A série da Netflix “Cidade Invisível” tenta diminuir desequilíbrios ao trazer protagonistas indígenas em sua segunda temporada. Mas há ainda muitos questionamentos sobre a produção desse conteúdo. Quem está por trás dele entende do que fala? Onde estão os comunicadores indígenas? Apenas nas redes sociais? E os jornalistas, apresentadores, repórteres, escritores indígenas, onde estão? Quantos indígenas você vê quando liga a televisão? Indígenas são silenciados.
O pertencimento desses povos em lugares privilegiados e institucionalizados não acontece. Muitos não conseguem ter suas falas legitimadas pelo processo estrutural e racista de como o Brasil foi construído. A tentativa de extermínio que aconteceu na era colonial, ainda acontece atualmente quando os povos originários são invisibilizados.

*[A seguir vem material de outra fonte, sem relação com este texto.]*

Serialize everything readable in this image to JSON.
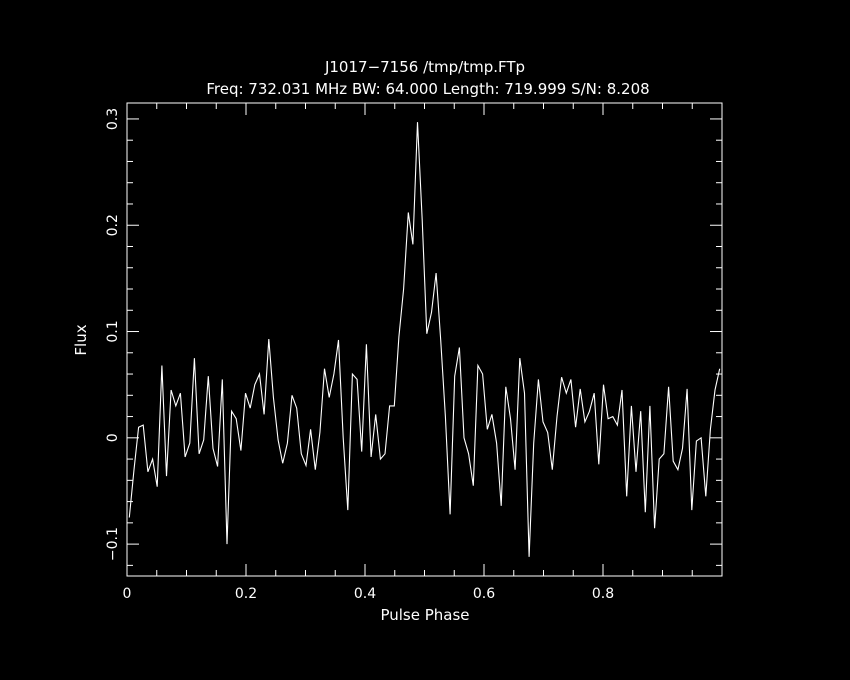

Nosso sangue é da mesma cor
Para quem imagina que o silenciamento de indígenas é um capítulo passado da era colonial, vale a pena lembrar que em dois anos do desgoverno Bolsonaro, de 2019 a 2020, foram assassinados 296 indígenas. A perpetuação da violência, dos abusos e do silenciamento é evidente diariamente.
O sangue derramado dos indígenas é da mesma cor do sangue dos outros povos e pede justiça. A cor da pele e características físicas, que antes eram fatores utilizados para identificar a condição de escravo, passaram a ser também usadas para estigmatizar e marcar a inferioridade social.
Falar sobre todo o processo de miscigenação, embranquecimento, colorismo e identidade é entender como o Brasil caminha a passos de tartaruga para compreender os impactos e analisar o processo pigmentocrático. Análise essa que precisa ser feita com o fim de desarticular os nós e correntes para dar voz e visibilidade aos povos originários, os quais precisam ser protagonistas das suas próprias histórias, mostrando sua narrativa. O ideal seria que esse texto tivesse sido escrito por um indígena, alguém com propriedade para falar sobre o assunto.
Porém, para que isso ocorra, o combate ao preconceito, a supervalorização e a hierarquização das raças precisa ser enfrentado de forma severa pelo Estado por meio da educação e de políticas afirmativas, com o intuito de desenvolver a inserção dos povos originários em lugares privilegiados de poder e fala, além de ambientes institucionalizados.